Roland Dubillard, Possibles n° 29, février 2018

Roland Dubillard
Le contemporain pour ce numéro de février 2018

Usure

C’est dur, seul, de s’user soi-même ;
De se râper, de se limer.
Même mon pantalon ne s’use pas tout seul.
Du Monde entier viennent des aides ;
Des ouvriers de sel, de poussière, de sable,
Pour changer mon pantalon neuf
En un vieux pantalon en ruine.

Mais la Nuit ! Mais la Nuit qui s’use
Ne s’use pas à proprement parler ; c’est moi qui l’use,
Et qui m’use contre elle en une seule usure.

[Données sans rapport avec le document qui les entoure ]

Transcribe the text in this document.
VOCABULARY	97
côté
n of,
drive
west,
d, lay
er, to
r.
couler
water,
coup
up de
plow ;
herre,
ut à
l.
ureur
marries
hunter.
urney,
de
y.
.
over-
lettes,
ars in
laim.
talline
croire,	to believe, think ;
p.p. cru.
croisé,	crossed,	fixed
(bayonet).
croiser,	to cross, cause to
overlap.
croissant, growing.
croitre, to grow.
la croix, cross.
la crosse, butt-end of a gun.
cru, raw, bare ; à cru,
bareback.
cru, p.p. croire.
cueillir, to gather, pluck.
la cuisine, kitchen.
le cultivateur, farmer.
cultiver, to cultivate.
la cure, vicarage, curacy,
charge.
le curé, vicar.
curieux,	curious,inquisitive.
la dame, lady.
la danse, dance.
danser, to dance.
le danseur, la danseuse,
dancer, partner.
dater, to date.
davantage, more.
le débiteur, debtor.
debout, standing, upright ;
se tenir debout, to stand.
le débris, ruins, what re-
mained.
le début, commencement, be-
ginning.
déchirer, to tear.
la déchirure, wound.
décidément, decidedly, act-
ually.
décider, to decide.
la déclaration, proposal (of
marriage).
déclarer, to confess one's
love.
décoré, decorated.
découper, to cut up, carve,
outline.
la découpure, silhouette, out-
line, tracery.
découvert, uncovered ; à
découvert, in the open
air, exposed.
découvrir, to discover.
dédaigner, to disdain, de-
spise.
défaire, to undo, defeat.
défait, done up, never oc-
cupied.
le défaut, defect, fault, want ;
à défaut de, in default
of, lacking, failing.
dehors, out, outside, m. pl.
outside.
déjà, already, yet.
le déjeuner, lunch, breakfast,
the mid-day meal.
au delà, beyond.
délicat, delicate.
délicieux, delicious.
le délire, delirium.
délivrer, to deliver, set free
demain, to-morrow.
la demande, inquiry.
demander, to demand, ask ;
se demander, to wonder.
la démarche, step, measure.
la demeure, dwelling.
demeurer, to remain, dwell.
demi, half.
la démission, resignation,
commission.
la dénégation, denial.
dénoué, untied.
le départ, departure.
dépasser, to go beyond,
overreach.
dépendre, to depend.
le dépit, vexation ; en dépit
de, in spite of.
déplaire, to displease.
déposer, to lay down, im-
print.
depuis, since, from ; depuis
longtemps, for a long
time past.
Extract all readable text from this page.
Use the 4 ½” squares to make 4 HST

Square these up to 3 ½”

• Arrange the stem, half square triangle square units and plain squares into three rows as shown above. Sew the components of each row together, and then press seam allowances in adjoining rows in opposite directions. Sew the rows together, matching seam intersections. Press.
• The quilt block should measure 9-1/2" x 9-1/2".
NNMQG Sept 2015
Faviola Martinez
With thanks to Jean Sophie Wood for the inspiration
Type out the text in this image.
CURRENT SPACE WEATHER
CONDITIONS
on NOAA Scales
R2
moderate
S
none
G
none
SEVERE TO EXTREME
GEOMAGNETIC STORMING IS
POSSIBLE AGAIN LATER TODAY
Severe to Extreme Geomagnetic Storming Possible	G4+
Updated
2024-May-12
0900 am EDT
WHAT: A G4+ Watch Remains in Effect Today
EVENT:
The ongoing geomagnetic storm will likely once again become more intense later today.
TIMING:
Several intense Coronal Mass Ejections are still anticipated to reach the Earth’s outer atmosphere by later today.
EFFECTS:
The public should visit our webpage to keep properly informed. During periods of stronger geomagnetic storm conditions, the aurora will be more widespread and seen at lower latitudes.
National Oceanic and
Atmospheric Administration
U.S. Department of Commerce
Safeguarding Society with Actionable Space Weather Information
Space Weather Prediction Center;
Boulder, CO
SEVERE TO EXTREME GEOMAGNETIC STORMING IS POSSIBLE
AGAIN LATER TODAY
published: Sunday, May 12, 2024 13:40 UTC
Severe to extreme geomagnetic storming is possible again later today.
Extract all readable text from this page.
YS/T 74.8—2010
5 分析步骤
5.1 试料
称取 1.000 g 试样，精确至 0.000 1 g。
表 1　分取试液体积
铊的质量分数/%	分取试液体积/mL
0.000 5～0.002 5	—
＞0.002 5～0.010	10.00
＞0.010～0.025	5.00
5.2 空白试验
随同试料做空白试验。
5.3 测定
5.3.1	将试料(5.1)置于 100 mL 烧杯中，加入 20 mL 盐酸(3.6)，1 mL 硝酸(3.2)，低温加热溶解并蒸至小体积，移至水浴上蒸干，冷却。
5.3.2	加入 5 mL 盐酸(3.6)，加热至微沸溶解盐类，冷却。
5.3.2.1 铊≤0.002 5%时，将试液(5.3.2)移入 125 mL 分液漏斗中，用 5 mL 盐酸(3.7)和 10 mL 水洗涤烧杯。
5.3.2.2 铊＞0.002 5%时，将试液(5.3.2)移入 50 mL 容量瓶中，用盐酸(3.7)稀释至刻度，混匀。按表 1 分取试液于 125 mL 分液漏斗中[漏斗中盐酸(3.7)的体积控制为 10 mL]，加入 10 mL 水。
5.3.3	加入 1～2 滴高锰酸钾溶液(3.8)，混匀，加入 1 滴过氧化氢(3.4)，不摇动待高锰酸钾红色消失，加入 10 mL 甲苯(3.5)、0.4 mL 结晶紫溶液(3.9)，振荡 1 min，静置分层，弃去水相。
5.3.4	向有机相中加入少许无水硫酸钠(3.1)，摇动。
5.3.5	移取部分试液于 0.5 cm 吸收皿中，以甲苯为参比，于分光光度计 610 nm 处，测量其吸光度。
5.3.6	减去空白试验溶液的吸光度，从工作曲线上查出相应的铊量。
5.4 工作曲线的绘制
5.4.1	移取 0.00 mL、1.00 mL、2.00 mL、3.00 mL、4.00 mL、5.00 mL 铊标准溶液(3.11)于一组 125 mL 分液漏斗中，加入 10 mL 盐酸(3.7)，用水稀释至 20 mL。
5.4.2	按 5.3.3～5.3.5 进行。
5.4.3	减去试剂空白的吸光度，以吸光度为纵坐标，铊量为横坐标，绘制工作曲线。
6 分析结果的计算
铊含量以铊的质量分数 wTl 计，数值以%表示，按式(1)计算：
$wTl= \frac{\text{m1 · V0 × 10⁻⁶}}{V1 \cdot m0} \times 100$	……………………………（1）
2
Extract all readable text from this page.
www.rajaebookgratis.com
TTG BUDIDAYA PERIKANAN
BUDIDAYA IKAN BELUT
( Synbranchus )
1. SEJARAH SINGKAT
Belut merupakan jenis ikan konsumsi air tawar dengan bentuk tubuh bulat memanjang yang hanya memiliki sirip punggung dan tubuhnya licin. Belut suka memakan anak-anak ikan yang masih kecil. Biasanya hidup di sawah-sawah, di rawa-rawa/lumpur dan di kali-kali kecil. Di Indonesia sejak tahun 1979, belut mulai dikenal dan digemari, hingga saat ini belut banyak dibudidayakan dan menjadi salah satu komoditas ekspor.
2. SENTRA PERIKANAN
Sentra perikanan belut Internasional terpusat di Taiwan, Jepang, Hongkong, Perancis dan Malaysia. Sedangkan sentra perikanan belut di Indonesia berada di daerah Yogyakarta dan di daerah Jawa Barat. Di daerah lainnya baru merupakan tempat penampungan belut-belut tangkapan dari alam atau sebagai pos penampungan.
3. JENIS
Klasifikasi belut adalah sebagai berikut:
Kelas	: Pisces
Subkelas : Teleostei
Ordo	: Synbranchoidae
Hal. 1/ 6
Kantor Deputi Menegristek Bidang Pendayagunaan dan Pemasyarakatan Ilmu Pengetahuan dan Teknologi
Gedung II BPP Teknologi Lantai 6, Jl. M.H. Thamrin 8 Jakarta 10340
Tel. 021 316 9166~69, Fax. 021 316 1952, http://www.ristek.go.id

La lime use la lime ! — Il suffit d’utre double,
Doué d’une double arme ou d’identique utilité :
Subtilisé — utilisé Fusil se tirant ses deux coups d’un canon dans l’autre !
Les huissiers serviront de serrure aux huissiers !
Quand je vois deux marteaux fondre leur tête en une,
En forme d’énorme assommoir,
C’est moi-même que je crois voir,
Qui me mime en ma mort et, par-derrière moi,
C’est comme si statue de sciure, de rouille ou d’écorce,
un mort me souriait du fond de son tiroir.

Dernière usure

L’homme pour s’achever ailleurs
Ne compte pas sur le parcours par lui de son espace,
C’est de l’intérieur, par son parcours d’heures,
Qu’il use son corps et que son corps l’efface.

Comme un ange incarné, les ongles disparaissent.
Blanchi par ses cheveux, l’homme, en se refermant,
S’incarne dans sa mort, comme en lui sa sagesse.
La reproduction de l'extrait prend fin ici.